CROWN HEIGHTS — There are 49 days between Passover and Shavuot when observing Jews are not allowed to groom their hair. So chances are Levi Aronow, a new orthodox-Jewish barber in Crown Heights, is going to have a record month this June.
The Railroad Barber at 409 Troy Avenue is one of two new small businesses to open along the otherwise retail-starved corridor. Aronow officially opened his doors on April 7 and by the week ahead of Passover, the 23-year-old had to turn customers away.
“I had to turn 30 to 40 people away,” Aronow said.
The trained barber moved to Crown Heights at age 9 from Postville, IA, home of the now-bankrupt kosher slaughterhouse and meatpacking plant of Sholom Rubashkin, Agriprocessors. By age 16, Aronow was already cutting hair at his Yeshiva to earn extra money.
“I started cutting hair because my parents couldn’t give me an allowance,” he said, noting he’s one of 8 children.
After four months at the American Barber Institute, when he turned 21, Aronow snagged his first job at a Brooklyn barbershop. But after a year, he took his barber skills on the road before going into business for himself.
Every nook of the 470 sq, ft. space has been carefully planned out. Aronow, and his mother drove seven hours each way to pick up two yellow, suede armchairs from Yorktown, VA. The vintage-like barber chairs were an eBay grab, and all of it ties into the large vintage entry door he scored for free.
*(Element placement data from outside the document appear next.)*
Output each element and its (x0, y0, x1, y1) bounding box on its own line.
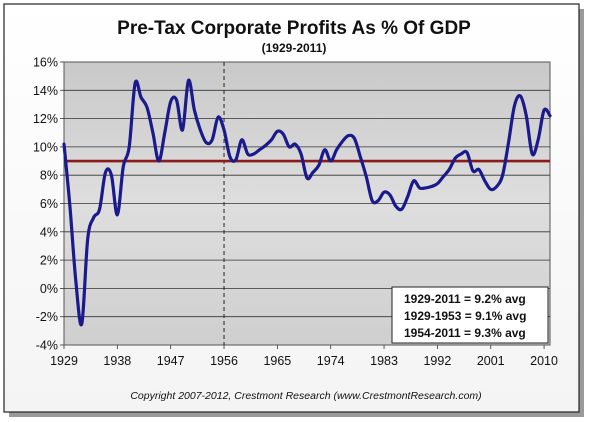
x-tick-label: 1974 (317, 354, 345, 368)
y-tick-label: -2% (36, 310, 58, 324)
y-tick-label: 6% (40, 197, 58, 211)
chart-subtitle: (1929-2011) (262, 41, 327, 55)
x-tick-label: 1992 (423, 354, 451, 368)
y-tick-label: -4% (36, 339, 58, 353)
average-legend: 1929-2011 = 9.2% avg 1929-1953 = 9.1% av… (391, 286, 549, 344)
y-tick-label: 14% (33, 84, 58, 98)
legend-line-3: 1954-2011 = 9.3% avg (404, 326, 526, 340)
copyright-text: Copyright 2007-2012, Crestmont Research … (130, 390, 481, 402)
y-tick-label: 10% (33, 140, 58, 154)
y-tick-label: 16% (33, 56, 58, 70)
y-tick-label: 8% (40, 169, 58, 183)
profits-series-line (62, 78, 552, 327)
x-tick-label: 2010 (530, 354, 558, 368)
y-tick-label: 12% (33, 112, 58, 126)
y-tick-label: 4% (40, 225, 58, 239)
y-tick-label: 0% (40, 282, 58, 296)
legend-line-2: 1929-1953 = 9.1% avg (404, 309, 526, 323)
y-axis-ticks: -4% -2% 0% 2% 4% 6% 8% 10% 12% 14% 16% (33, 56, 64, 353)
x-tick-label: 1965 (263, 354, 291, 368)
x-tick-label: 1938 (103, 354, 131, 368)
x-tick-label: 1956 (210, 354, 238, 368)
y-tick-label: 2% (40, 254, 58, 268)
x-tick-label: 1947 (157, 354, 185, 368)
x-tick-label: 2001 (477, 354, 505, 368)
x-axis-ticks: 1929 1938 1947 1956 1965 1974 1983 1992 2001 2010 (50, 345, 558, 368)
x-tick-label: 1929 (50, 354, 78, 368)
chart-title: Pre-Tax Corporate Profits As % Of GDP (117, 18, 471, 39)
legend-line-1: 1929-2011 = 9.2% avg (404, 292, 526, 306)
x-tick-label: 1983 (370, 354, 398, 368)
series-layer (62, 62, 552, 345)
legend-box (391, 286, 549, 344)
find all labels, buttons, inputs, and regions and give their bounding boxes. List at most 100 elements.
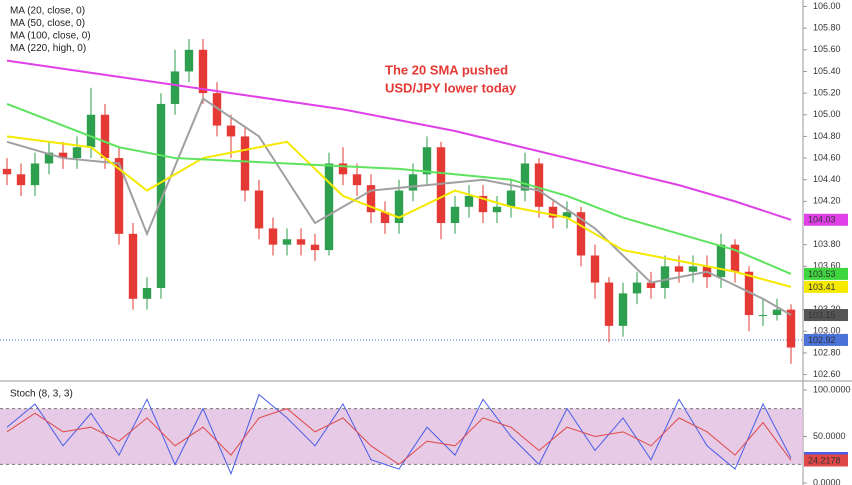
candle-body	[520, 163, 530, 191]
y-tick-label: 104.20	[813, 196, 841, 206]
candle-body	[562, 212, 572, 218]
legend-entry: MA (20, close, 0)	[10, 6, 85, 17]
moving-average	[6, 59, 792, 221]
candle-body	[100, 114, 110, 159]
candle-body	[576, 212, 586, 256]
candle-body	[786, 309, 796, 348]
price-tag-label: 102.92	[808, 335, 836, 345]
candle-body	[254, 190, 264, 229]
moving-average	[6, 135, 792, 288]
candle-body	[772, 309, 782, 316]
candle-body	[142, 287, 152, 299]
y-tick-label: 100.0000	[813, 384, 851, 394]
candle-body	[44, 152, 54, 164]
candle-body	[30, 163, 40, 186]
candle-body	[170, 71, 180, 104]
candle-body	[366, 185, 376, 213]
candle-body	[492, 206, 502, 213]
candle-body	[72, 147, 82, 159]
price-tag	[804, 213, 848, 226]
candle-body	[156, 103, 166, 288]
candle-body	[296, 239, 306, 245]
price-tag-label: 103.41	[808, 282, 836, 292]
price-tag	[804, 454, 848, 467]
y-tick-label: 105.80	[813, 23, 841, 33]
candle-body	[16, 174, 26, 186]
candle-body	[310, 244, 320, 251]
moving-average	[6, 102, 792, 275]
y-tick-label: 103.80	[813, 239, 841, 249]
price-tag-label: 103.15	[808, 310, 836, 320]
y-tick-label: 103.60	[813, 261, 841, 271]
candle-body	[618, 293, 628, 326]
y-tick-label: 104.60	[813, 152, 841, 162]
price-tag	[804, 333, 848, 346]
stoch-band	[0, 408, 803, 465]
y-tick-label: 50.0000	[813, 431, 846, 441]
candle-body	[86, 114, 96, 148]
candle-body	[744, 271, 754, 316]
candle-body	[436, 147, 446, 224]
y-tick-label: 104.80	[813, 131, 841, 141]
candle-body	[128, 233, 138, 299]
candle-body	[2, 168, 12, 175]
candle-body	[324, 163, 334, 251]
candle-body	[758, 315, 768, 317]
candle-body	[730, 244, 740, 272]
y-tick-label: 102.80	[813, 347, 841, 357]
candle-body	[226, 125, 236, 137]
candle-body	[58, 152, 68, 159]
y-tick-label: 103.20	[813, 304, 841, 314]
candle-body	[380, 212, 390, 224]
y-tick-label: 105.00	[813, 109, 841, 119]
annotation: The 20 SMA pushed	[385, 62, 508, 77]
indicator-title: Stoch (8, 3, 3)	[10, 389, 73, 400]
candle-body	[184, 49, 194, 72]
y-tick-label: 106.00	[813, 1, 841, 11]
candle-body	[268, 228, 278, 245]
candle-body	[240, 136, 250, 191]
candle-body	[590, 255, 600, 283]
price-tag-label: 104.03	[808, 215, 836, 225]
annotation: USD/JPY lower today	[385, 80, 517, 95]
candle-body	[478, 195, 488, 213]
price-tag	[804, 280, 848, 293]
legend-entry: MA (100, close, 0)	[10, 31, 91, 42]
price-tag-label: 103.53	[808, 269, 836, 279]
candle-body	[632, 282, 642, 294]
candle-body	[674, 266, 684, 272]
price-tag	[804, 309, 848, 322]
legend-entry: MA (50, close, 0)	[10, 18, 85, 29]
moving-average	[6, 97, 792, 316]
candle-body	[716, 244, 726, 278]
candle-body	[114, 158, 124, 234]
candle-body	[352, 174, 362, 186]
legend-entry: MA (220, high, 0)	[10, 43, 86, 54]
y-tick-label: 105.40	[813, 66, 841, 76]
candle-body	[464, 195, 474, 207]
candle-body	[282, 239, 292, 245]
price-tag-label: 24.2178	[808, 455, 841, 465]
candle-body	[212, 93, 222, 126]
candle-body	[394, 190, 404, 224]
candle-body	[646, 282, 656, 288]
y-tick-label: 0.0000	[813, 477, 841, 485]
price-tag	[804, 267, 848, 280]
candle-body	[338, 163, 348, 175]
y-tick-label: 103.00	[813, 326, 841, 336]
y-tick-label: 104.40	[813, 174, 841, 184]
stoch-line	[6, 393, 792, 476]
candle-body	[408, 174, 418, 191]
candle-body	[604, 282, 614, 326]
y-tick-label: 105.60	[813, 44, 841, 54]
y-tick-label: 105.20	[813, 87, 841, 97]
candle-body	[688, 266, 698, 272]
candle-body	[422, 147, 432, 175]
candle-body	[450, 206, 460, 224]
candle-body	[534, 163, 544, 207]
y-tick-label: 102.60	[813, 369, 841, 379]
candle-body	[548, 206, 558, 218]
candle-body	[506, 190, 516, 207]
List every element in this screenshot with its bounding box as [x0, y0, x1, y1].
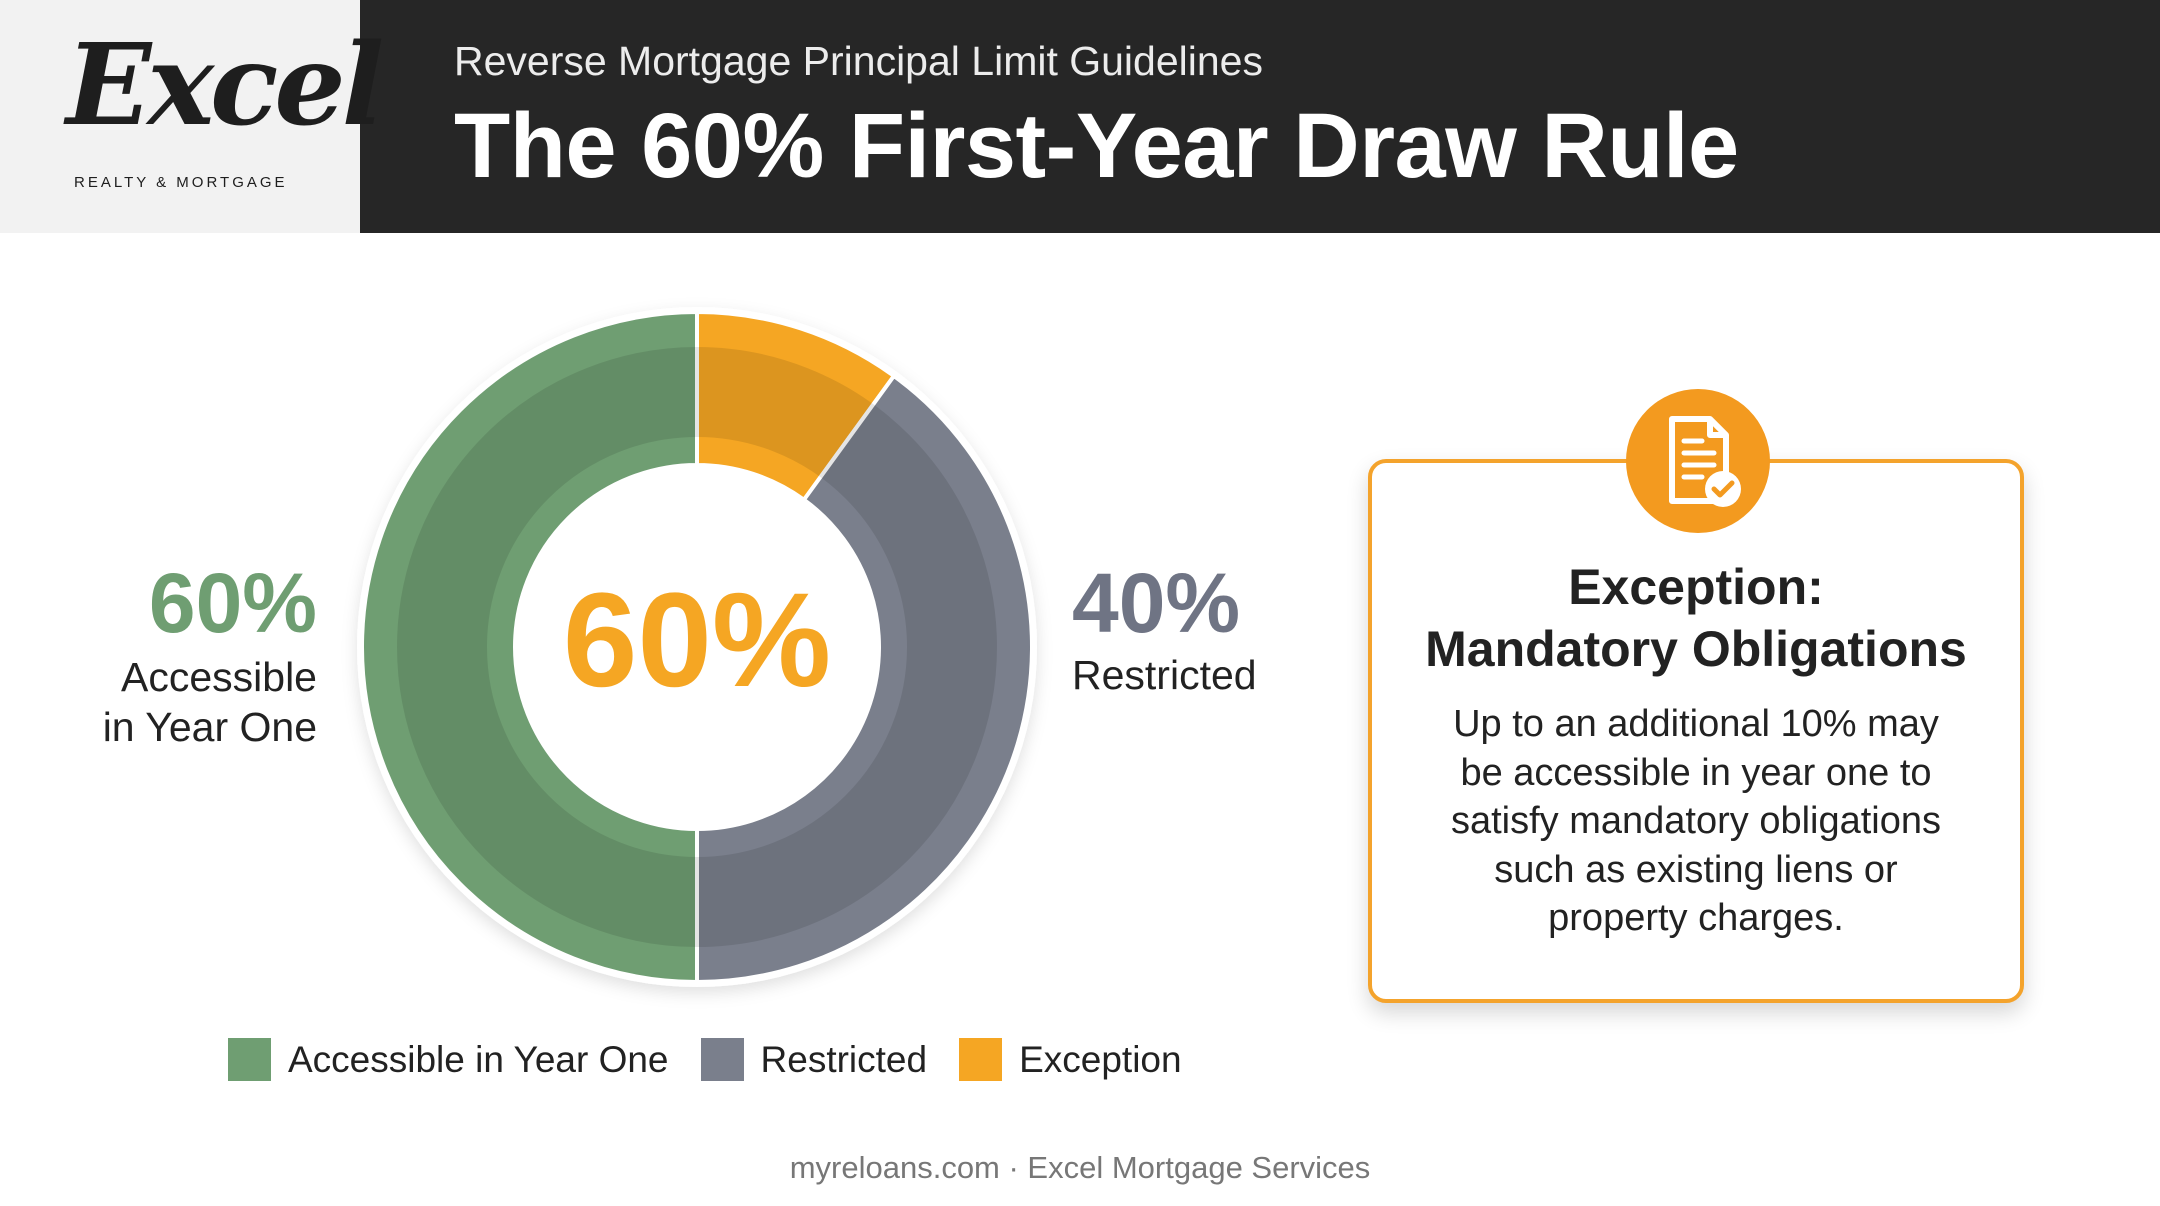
donut-inner-band: [397, 347, 997, 947]
exception-callout: [1368, 459, 2024, 1003]
footer-credit: myreloans.com · Excel Mortgage Services: [789, 1150, 1371, 1185]
callout-body-line: property charges.: [1548, 897, 1844, 939]
page-title: The 60% First-Year Draw Rule: [454, 95, 1739, 197]
chart-legend: Accessible in Year One Restricted Except…: [228, 1038, 1214, 1081]
callout-body-line: be accessible in year one to: [1460, 751, 1932, 794]
callout-body-line: Up to an additional 10% may: [1453, 703, 1939, 745]
logo: Excel REALTY & MORTGAGE: [0, 0, 384, 233]
legend-item-exception: Exception: [959, 1038, 1182, 1081]
legend-swatch-restricted: [700, 1038, 744, 1081]
accessible-label-line2: in Year One: [102, 704, 317, 750]
logo-wordmark: Excel: [66, 20, 384, 151]
page-kicker: Reverse Mortgage Principal Limit Guideli…: [454, 38, 1263, 84]
callout-title-line1: Exception:: [1568, 559, 1824, 615]
header-bar: Excel REALTY & MORTGAGE Reverse Mortgage…: [0, 0, 2160, 233]
legend-swatch-accessible: [228, 1038, 271, 1081]
logo-subtext: REALTY & MORTGAGE: [74, 174, 288, 191]
document-check-icon: [1626, 389, 1770, 533]
callout-title-line2: Mandatory Obligations: [1425, 621, 1967, 677]
legend-label-accessible: Accessible in Year One: [288, 1038, 669, 1080]
restricted-label: Restricted: [1072, 652, 1257, 698]
accessible-label: Accessible in Year One: [37, 652, 317, 752]
accessible-label-line1: Accessible: [121, 654, 317, 700]
legend-item-restricted: Restricted: [700, 1038, 928, 1081]
callout-body: Up to an additional 10% may be accessibl…: [1390, 700, 2002, 943]
donut-hole: [515, 465, 879, 829]
accessible-percent: 60%: [148, 556, 317, 650]
donut-center-label: 60%: [563, 566, 831, 715]
restricted-percent: 40%: [1072, 556, 1241, 650]
callout-body-line: such as existing liens or: [1494, 848, 1898, 891]
legend-label-exception: Exception: [1019, 1038, 1182, 1080]
callout-title: Exception: Mandatory Obligations: [1368, 556, 2024, 680]
legend-label-restricted: Restricted: [760, 1038, 928, 1080]
legend-item-accessible: Accessible in Year One: [228, 1038, 669, 1081]
legend-swatch-exception: [959, 1038, 1003, 1081]
callout-body-line: satisfy mandatory obligations: [1450, 800, 1942, 842]
donut-chart: 60%: [357, 307, 1037, 987]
“I wanted this place to feel like your grandmother’s living room,” he said. “You always feel at home there.”
Prices start at $20 and can go as high as $60 for children and adults. Each adult patron receives a hot towel, a razor neck shave, a complimentary beer and water.
“We’re trying to put that man back in gentleman,” he said. “I just want people to walk out and feel amazing.”
While Aronow knows how to curl and gel payot (the Hebrew word for sidelocks) he says he’s versed in cutting African- and Asian-American hair as well.
“I find it really cool that I can associate myself with many other cultures and not just what I grew up with,” he said.
There are three work stations and the master barber is currently looking to fill two vacancies with commission-based salary. He didn’t hesitate when asked if he’s open to hiring non-Jewish barbers.
“I want to create a place that’s diverse,” Aronow said. “If you go back in time, the barbershop is a community center. People come here to unwind and relax.”